The pro-Iran faction wants one-third plus one of the future Cabinet positions, effectively securing a veto power on all key issues. It also wants to decapitate the majority by insisting that its key leaders, that is to say Saad Hariri, Fouad Siniora and Walid Jumblatt should be excluded from the future government.

Last but not least, the pro-Iran faction wants the future government to stop cooperating with the United Nations’ Security Council probe into the murder of Prime Minister Rafiq Hariri in 2005 and close the files of a series of other political murders for which, rightly or wrongly, Syria has received the blame. In other words, the minority wants to rule without a popular mandate.

All this means that the minority wants to impose its agenda on the majority without elections. It tells the Lebanese that they cannot live in a democracy and that their fate should be decided by rival foreign powers. All this is done under the threat of civil war. Hezballah pulls Aoun’s strings while its own strings are pulled by Tehran and Damascus.

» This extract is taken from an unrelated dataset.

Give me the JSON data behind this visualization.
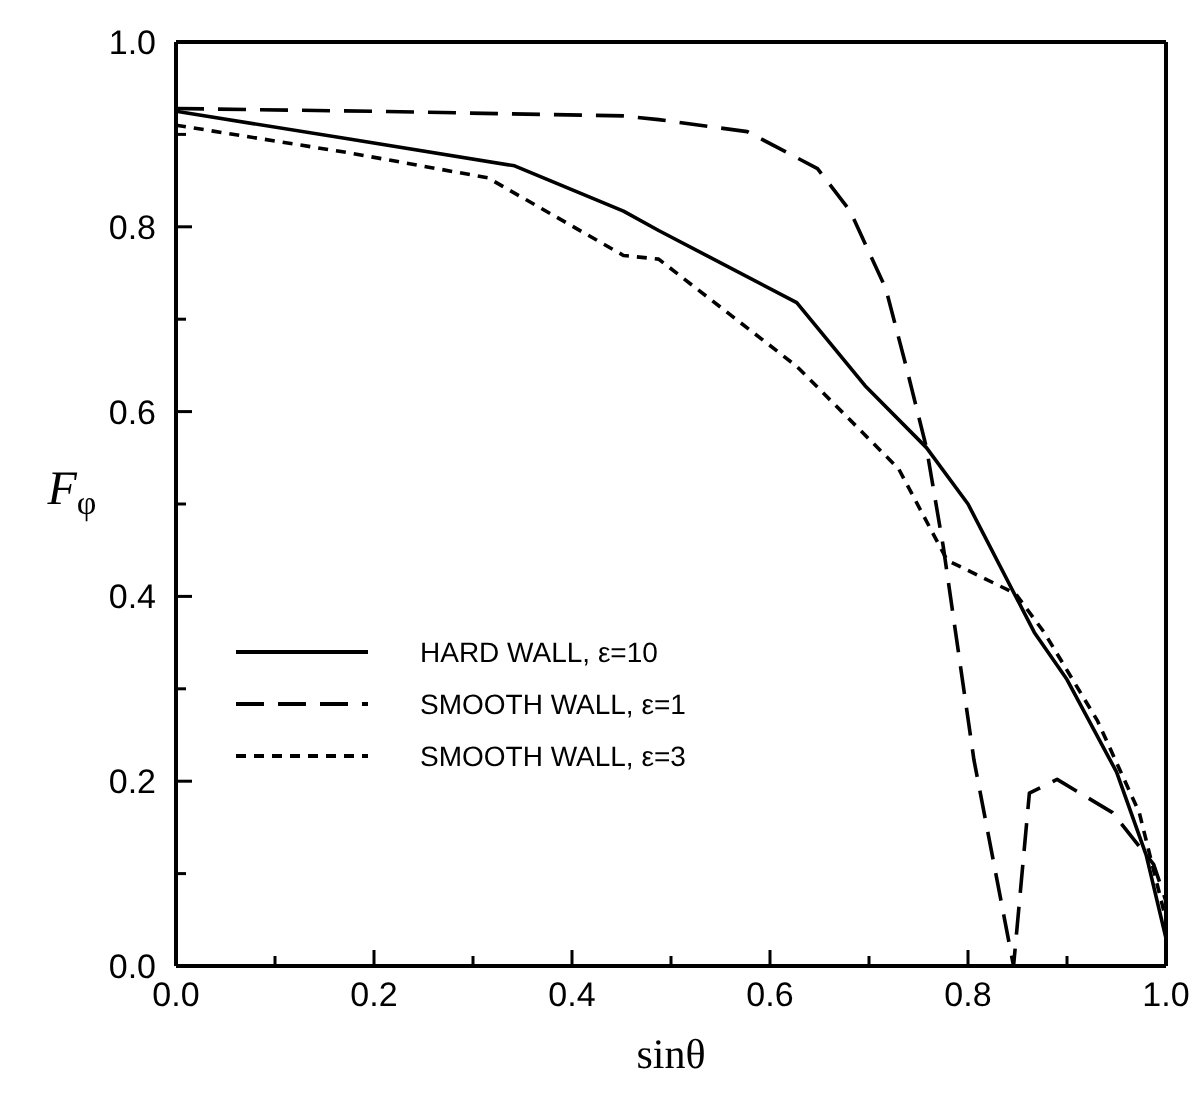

Lebanon can avoid civil war only if the majority has the courage of its convictions. The March 18 bloc has no mandate from its electorate to enter into shady deals that would undermine the nation’s independence and sovereignty. Its mandate is to act under the constitution and elect a new president, with a simple majority it necessary. All those powers that wish to see a stable Lebanon should support that choice by making it clear that they will defend the choice of the Lebanese people. If the faction backed by Tehran and Damascus then wishes to provoke a civil war, it would have to assume its responsibility openly.

The best way out of the current crisis is the shortest and the most transparent one, that is to say the constitutional way.